I ended up having different systems for different courses and different research areas. This is because I wanted to retain AC.ID being an artefact. So, for Course A, t10 (I prefer a lower case letter), meta will contain rules, curriculum, likely devided into years; subject/experiments (this is a lab course) contains materials like manuals, invoices, data important for teaching a subject and maintaing an experiment functional, each thing with its PRO.AC.ID. E.g. not long ago, we reverted one manual to a version from a couple years back so it is usefeul te keep different manual versions in a fixed place. This area is broad, 10-49, to accomodate for many subjects.

Organization is separate, 50-79 and broad as well. Each year is a different schedule and staff. With t10.60.01 I can label emails to easily find threads about organizing the lab with different teaching assistants. t10.60.02 is only a label for emails where students asks questions, want to change groups etc. I wanted to keep the level of setting things up separate from actual subjects.

t17 is a lecture. I keep subjects and materials separate. Subjects is a place for books, notes, videos. Materials is for handouts, presentations etc. that we actually create in a given year. Those are likely to remain the same. I don’t know if I’ll just copy unchanged materials to a new year’s folder or use the materials from last year as they were.

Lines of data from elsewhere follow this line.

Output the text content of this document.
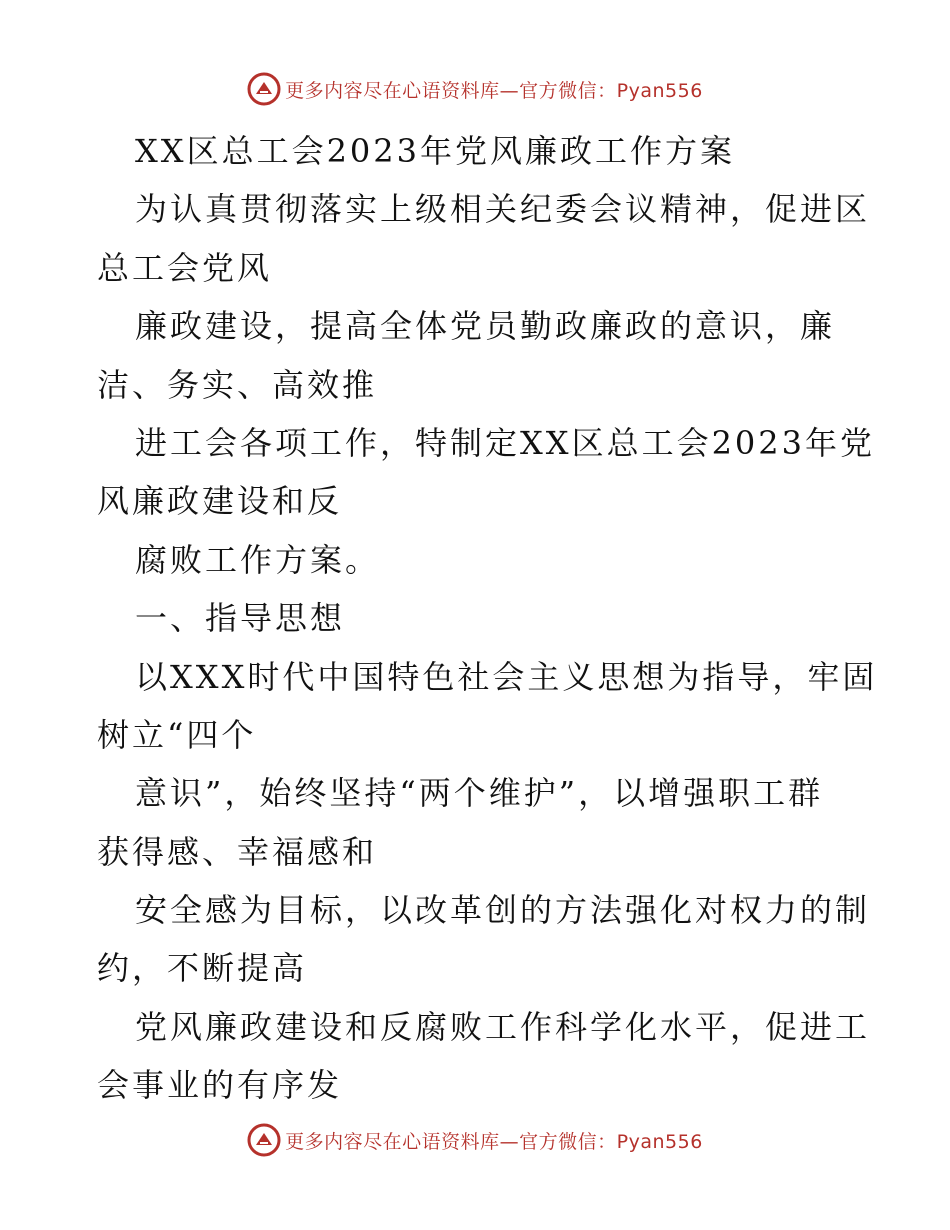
更多内容尽在心语资料库—官方微信：Pyan556
XX区总工会2023年党风廉政工作方案
为认真贯彻落实上级相关纪委会议精神，促进区
总工会党风
廉政建设，提高全体党员勤政廉政的意识，廉
洁、务实、高效推
进工会各项工作，特制定XX区总工会2023年党
风廉政建设和反
腐败工作方案。
一、指导思想
以XXX时代中国特色社会主义思想为指导，牢固
树立“四个
意识”，始终坚持“两个维护”，以增强职工群
获得感、幸福感和
安全感为目标，以改革创的方法强化对权力的制
约，不断提高
党风廉政建设和反腐败工作科学化水平，促进工
会事业的有序发
更多内容尽在心语资料库—官方微信：Pyan556
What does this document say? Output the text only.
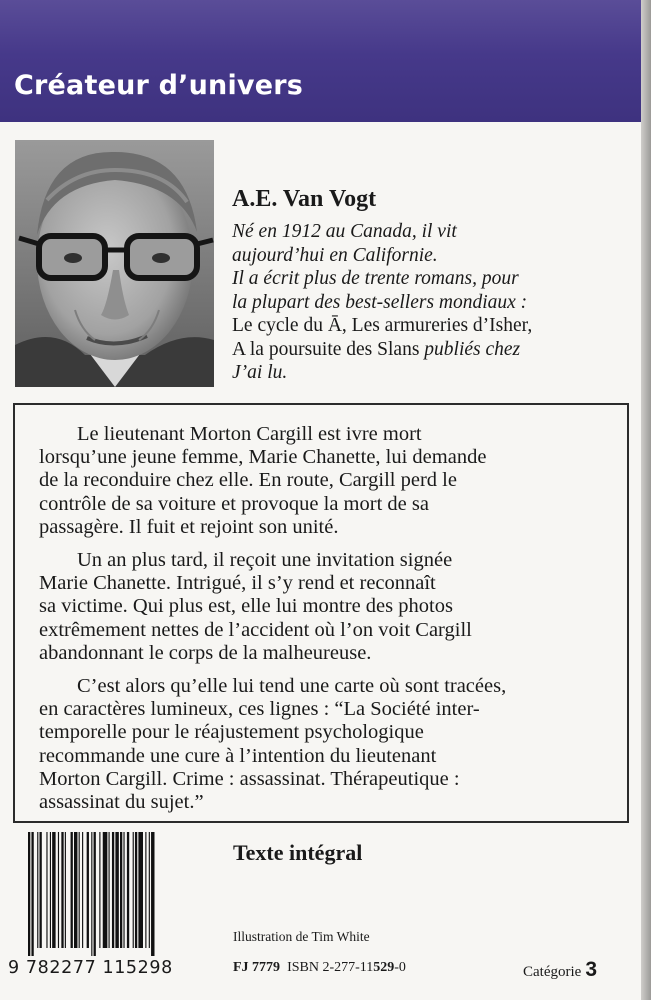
Créateur d’univers
A.E. Van Vogt
Né en 1912 au Canada, il vit
aujourd’hui en Californie.
Il a écrit plus de trente romans, pour
la plupart des best-sellers mondiaux :
Le cycle du Ā, Les armureries d’Isher,
A la poursuite des Slans publiés chez
J’ai lu.
Le lieutenant Morton Cargill est ivre mort
lorsqu’une jeune femme, Marie Chanette, lui demande
de la reconduire chez elle. En route, Cargill perd le
contrôle de sa voiture et provoque la mort de sa
passagère. Il fuit et rejoint son unité.
Un an plus tard, il reçoit une invitation signée
Marie Chanette. Intrigué, il s’y rend et reconnaît
sa victime. Qui plus est, elle lui montre des photos
extrêmement nettes de l’accident où l’on voit Cargill
abandonnant le corps de la malheureuse.
C’est alors qu’elle lui tend une carte où sont tracées,
en caractères lumineux, ces lignes : “La Société inter-
temporelle pour le réajustement psychologique
recommande une cure à l’intention du lieutenant
Morton Cargill. Crime : assassinat. Thérapeutique :
assassinat du sujet.”
9 782277 115298
Texte intégral
Illustration de Tim White
FJ 7779 ISBN 2-277-11529-0	Catégorie 3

For research, I am still not sure. However, this is what emerges:

r01 research field 1
    00-09
    10-19 implementation
        10 code A
        11 code B
            11.000 code sandbox
            11.001 adding function a
            11.002 refactor function b
            11.003 implement xyz
    20-29 problems being solved A
        20 problem xyz
            20.01 papers on xyz
            20.02 writing paper a
            20.03 writing paper b
            20.04 data from Mark
            20.05 comparison of Ala and Gly spectra 
        21 problem yzx
    30-39 problems being solved B
    40-49 theory and literature
        40 theory of a
        41 theory of b
    …
    60-69 grants for r01?
    98 code
    99 created data

r01.99 is data. I don’t think I’ll kep JD structure therein because it calls for its own structure suitable for that data. It also makes the data available in this particular r01.99 place to reference in code. :slight_smile:

I feel like having AC.ID for different papers is a good idea. Such a choice will result in subfolders within it, for drafts, for figures, but will allow the use of, e.g., r01.10.02 folder in zotero when I collect papers for a given manuscript and labelling emails and projects in overleaf. In mailboxes and overleaf, you can always label stuff with both r01.10.01 and r01.10 to be able to find papers and materials created for a given subject.

r01.41 could be a folder for zotero and a tag for a physical notebook.